A Sequencing tracks representing chromatin accessibility near the CCVs marked by rsIDs and vertical pink lines. Each track represents the aggregated snATAC signal of each cell type, normalized by the total number of reads in the regions (y-axis scale 0–71). Arrow depicts the transcriptional direction of TERT. B Normalized transcriptional activity of 145 bp sequences encompassing rs7726159 (upper) and rs7725218 (lower) tested by massively parallel reporter assays in A549 lung cells. TPM: tags per million, alt: alternative allele (lung cancer risk-associated), ref: reference allele, fwd: forward, rev: reverse. Center lines show the medians; box limits indicate the 25th and 75th percentiles; whiskers extend 1.5 times the interquartile range from the 25th and 75th percentiles, outliers are represented by dots. Density is reflected in the width of the shape. Number of tags combined from five biological replicates for statistical testing are n = 125, 120, 120, and 110 for rs7726159 and n = 105, 110, 105, and 115 for rs7725218, from left to right. FDR values were calculated by the Wald test and corrected by the Benjamini-Hochberg procedure. C The sequencing tracks of chromatin accessibility, CCVs, and gene transcriptional direction using the same style as (A) (y-axis scale 0–490). D Position weight matrix of IRF8 motif shown as the height of the motif logos with the genomic location at the bottom. The variant position (rs3769823) within the motif is indicated with a red box. E The normalized mRNA expression of IRF8 across 7 cell types with the highest IRF8 expression. The color and size of each dot correspond to the scaled average expression level and fraction of cells expressing IRF8, respectively. F The upper part displays the average footprint profile of the IRF8 across all detected peaks in each cell type. Three cell types with the highest average footprint profiles for IRF8 motif are shown in shades of pink and the remaining cell types in gray. Tn5 insertion bias was corrected by subtracting the Tn5 signals from the average footprint signals. The lower part shows the expected Tn5 enrichment based on distance from motif. Source data are provided as a Source Data file.

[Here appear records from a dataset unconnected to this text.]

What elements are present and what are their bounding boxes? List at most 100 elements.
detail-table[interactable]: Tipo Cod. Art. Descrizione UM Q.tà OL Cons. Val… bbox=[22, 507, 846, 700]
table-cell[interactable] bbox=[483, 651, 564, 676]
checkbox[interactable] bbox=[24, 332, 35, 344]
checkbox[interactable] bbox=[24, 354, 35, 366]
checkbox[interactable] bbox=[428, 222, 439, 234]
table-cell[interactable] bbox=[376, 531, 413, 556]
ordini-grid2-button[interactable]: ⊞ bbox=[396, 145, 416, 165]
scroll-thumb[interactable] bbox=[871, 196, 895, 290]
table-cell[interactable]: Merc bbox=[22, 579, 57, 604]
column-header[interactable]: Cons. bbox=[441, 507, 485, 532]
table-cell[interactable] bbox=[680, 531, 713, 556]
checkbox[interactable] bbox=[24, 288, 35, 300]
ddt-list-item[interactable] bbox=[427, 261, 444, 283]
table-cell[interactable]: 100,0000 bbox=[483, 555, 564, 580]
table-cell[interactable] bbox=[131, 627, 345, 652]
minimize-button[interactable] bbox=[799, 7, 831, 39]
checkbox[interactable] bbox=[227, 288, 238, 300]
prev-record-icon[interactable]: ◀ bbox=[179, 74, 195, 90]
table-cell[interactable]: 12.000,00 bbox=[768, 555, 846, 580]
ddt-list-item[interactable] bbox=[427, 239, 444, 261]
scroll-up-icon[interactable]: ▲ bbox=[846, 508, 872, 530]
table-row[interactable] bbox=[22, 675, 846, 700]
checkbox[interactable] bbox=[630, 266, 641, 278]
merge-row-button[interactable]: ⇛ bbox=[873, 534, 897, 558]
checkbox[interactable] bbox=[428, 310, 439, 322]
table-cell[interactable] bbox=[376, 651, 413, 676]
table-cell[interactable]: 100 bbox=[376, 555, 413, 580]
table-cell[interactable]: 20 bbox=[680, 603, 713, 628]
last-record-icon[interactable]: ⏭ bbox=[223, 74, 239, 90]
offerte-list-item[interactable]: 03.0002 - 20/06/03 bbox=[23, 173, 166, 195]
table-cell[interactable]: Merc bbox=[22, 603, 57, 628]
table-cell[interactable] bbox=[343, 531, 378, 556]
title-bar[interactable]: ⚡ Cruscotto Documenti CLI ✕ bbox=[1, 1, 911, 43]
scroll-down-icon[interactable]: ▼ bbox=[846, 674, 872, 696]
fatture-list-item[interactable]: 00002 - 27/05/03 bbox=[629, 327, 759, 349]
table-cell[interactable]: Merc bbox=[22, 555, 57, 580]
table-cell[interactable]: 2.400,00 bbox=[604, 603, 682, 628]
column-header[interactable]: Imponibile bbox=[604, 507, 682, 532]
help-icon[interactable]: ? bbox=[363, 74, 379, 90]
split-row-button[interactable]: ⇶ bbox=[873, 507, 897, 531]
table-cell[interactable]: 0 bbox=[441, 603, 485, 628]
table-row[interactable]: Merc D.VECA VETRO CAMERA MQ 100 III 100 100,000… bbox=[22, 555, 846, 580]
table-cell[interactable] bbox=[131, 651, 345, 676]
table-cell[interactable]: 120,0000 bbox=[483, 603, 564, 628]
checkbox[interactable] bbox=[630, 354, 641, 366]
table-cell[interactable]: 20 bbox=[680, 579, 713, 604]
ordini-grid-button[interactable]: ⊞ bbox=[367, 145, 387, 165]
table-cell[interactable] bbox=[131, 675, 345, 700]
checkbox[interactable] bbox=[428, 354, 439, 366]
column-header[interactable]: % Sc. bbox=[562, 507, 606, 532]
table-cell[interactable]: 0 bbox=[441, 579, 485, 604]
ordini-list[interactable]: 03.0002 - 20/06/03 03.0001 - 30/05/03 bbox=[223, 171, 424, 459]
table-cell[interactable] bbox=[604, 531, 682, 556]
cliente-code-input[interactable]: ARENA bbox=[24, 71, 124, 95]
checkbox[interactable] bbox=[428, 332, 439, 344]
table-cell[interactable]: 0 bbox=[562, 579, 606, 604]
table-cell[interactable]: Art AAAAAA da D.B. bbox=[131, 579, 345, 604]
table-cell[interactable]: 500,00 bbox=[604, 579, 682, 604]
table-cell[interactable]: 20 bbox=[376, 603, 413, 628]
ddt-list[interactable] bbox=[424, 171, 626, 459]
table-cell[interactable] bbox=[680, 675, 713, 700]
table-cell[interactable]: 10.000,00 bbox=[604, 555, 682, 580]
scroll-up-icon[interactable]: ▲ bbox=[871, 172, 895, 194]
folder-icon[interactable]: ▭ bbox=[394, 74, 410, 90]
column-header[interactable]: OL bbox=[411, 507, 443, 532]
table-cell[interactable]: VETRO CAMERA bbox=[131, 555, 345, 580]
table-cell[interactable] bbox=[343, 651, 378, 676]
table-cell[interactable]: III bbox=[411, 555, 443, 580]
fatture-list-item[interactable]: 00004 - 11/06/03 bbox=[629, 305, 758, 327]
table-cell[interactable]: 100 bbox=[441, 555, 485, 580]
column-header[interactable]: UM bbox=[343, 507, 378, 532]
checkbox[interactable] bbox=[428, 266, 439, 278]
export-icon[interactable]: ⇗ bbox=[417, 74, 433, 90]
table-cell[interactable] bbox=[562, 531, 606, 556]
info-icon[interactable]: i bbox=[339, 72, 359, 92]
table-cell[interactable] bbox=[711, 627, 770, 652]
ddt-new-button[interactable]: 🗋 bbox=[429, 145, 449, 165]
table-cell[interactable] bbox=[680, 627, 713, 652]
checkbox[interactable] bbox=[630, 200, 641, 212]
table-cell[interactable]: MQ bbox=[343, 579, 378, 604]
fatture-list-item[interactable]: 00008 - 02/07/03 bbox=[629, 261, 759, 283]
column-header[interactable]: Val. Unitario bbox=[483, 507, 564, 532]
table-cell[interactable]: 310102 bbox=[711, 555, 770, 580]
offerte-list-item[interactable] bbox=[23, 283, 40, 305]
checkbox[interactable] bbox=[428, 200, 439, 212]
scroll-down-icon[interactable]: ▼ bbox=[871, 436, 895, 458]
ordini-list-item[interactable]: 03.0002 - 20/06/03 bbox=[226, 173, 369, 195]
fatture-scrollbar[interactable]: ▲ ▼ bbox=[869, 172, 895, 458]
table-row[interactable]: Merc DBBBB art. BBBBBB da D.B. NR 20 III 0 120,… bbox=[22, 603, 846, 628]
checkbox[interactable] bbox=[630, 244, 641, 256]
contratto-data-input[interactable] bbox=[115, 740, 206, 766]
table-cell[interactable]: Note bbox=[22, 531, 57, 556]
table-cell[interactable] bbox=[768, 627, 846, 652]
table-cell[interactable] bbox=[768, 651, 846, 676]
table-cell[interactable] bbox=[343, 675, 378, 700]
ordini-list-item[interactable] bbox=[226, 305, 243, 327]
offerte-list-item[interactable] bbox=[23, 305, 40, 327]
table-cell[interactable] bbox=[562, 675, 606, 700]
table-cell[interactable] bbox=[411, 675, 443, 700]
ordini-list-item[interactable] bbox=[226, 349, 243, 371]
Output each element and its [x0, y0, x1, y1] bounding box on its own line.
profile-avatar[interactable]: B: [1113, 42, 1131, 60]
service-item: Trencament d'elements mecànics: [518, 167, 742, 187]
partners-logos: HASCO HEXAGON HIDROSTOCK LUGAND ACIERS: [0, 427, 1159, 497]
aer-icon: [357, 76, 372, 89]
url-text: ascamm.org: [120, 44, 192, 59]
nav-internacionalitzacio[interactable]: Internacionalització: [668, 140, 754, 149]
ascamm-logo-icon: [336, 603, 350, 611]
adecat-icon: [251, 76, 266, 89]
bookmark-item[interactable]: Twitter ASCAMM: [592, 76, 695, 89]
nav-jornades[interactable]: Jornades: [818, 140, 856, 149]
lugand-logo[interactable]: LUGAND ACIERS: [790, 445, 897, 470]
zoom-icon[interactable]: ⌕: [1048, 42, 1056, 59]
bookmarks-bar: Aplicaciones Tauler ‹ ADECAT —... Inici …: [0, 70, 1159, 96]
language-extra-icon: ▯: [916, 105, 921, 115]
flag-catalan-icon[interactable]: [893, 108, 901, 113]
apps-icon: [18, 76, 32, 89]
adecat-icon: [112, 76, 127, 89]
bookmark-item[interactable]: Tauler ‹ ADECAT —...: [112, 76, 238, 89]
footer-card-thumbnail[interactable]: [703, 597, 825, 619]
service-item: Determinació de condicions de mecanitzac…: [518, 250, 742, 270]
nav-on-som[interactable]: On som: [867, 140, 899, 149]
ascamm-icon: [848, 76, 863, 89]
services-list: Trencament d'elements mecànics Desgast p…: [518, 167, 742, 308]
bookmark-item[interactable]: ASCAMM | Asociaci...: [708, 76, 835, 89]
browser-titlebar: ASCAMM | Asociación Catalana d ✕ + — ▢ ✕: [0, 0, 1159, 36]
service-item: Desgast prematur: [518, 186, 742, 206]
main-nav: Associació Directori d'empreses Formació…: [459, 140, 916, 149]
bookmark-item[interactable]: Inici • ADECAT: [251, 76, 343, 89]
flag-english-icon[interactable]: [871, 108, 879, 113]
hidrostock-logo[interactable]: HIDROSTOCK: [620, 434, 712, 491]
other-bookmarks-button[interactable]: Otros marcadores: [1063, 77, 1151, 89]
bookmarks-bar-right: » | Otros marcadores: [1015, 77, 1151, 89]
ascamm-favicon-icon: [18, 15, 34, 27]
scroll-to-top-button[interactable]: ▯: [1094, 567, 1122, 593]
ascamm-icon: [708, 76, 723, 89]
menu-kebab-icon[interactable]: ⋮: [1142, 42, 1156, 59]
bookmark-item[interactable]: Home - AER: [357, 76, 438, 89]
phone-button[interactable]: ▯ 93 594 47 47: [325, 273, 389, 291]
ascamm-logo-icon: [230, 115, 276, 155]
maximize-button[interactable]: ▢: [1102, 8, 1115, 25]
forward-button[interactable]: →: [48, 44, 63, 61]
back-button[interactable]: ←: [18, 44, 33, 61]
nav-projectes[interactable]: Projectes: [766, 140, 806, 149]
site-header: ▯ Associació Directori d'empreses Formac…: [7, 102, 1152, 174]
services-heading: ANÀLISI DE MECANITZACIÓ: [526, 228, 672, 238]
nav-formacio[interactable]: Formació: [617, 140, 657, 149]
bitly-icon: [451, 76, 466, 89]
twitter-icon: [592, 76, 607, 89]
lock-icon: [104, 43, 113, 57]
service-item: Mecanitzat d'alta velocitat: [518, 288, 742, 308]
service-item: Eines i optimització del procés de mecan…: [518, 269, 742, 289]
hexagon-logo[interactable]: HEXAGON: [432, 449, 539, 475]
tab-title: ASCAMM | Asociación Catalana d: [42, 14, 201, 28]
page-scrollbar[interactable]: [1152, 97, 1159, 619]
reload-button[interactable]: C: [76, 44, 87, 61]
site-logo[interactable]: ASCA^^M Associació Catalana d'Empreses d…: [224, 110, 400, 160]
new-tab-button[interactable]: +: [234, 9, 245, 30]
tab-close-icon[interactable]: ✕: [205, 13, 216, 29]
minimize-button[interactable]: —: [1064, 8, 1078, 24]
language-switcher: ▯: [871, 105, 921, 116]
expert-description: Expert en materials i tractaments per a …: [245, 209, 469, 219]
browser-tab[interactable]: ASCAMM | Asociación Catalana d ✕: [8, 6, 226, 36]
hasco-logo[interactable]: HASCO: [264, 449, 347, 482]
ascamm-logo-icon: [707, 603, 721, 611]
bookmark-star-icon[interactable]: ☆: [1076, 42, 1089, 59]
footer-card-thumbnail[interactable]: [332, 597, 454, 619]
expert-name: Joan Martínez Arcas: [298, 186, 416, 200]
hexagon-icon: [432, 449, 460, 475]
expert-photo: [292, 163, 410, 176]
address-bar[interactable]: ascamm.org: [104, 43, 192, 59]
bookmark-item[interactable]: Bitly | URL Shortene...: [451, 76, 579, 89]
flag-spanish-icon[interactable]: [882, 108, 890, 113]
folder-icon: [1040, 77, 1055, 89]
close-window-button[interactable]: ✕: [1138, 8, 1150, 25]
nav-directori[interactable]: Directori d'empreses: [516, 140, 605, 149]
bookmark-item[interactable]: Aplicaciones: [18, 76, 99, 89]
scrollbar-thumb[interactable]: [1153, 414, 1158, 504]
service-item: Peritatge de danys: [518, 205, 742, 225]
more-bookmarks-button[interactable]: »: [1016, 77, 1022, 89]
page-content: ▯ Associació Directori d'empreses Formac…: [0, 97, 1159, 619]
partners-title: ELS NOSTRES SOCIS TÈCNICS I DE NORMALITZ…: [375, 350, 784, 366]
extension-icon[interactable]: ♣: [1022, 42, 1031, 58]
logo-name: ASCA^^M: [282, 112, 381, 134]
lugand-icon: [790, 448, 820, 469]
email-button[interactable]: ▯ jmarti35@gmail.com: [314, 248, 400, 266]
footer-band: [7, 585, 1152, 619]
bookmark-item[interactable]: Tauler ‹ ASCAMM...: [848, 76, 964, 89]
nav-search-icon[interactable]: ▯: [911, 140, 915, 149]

Fig. 5. Linkage between cCREs and genes and representative loci showing context-specific genetic regulation mechanisms.

A Illustration of the rationale in linking the cCREs to genes in different levels. cCRE module is represented by straight blue line. CCV-colocalizing cCREs are shown as pink cones. Highly co-accessible cCREs are represented by blue loop. The cCRE-gene correlations are represented by green loop. B The left panel presents the proportion of genes in different levels across GWAS loci. The right panel presents the number of genes in different levels across GWAS loci. The numbers refer to the level-6 gene numbers. Asterisk indicates genes identified by TWAS or colocalization from previous studies. C, D The rsIDs of the CCVs are presented in the upper part of the sequencing tracks of chromatin accessibility with their locations marked in the tracks using vertical lines. Each track represents the aggregate snATAC signal of each cell type normalized by the total number of reads in the TSS regions (normalized values for the left three ATAC tracks: 0–380; normalized values for the right four ATAC tracks: 0–240). Arrows show the transcriptional directions of the genes. Source data are provided as a Source Data file.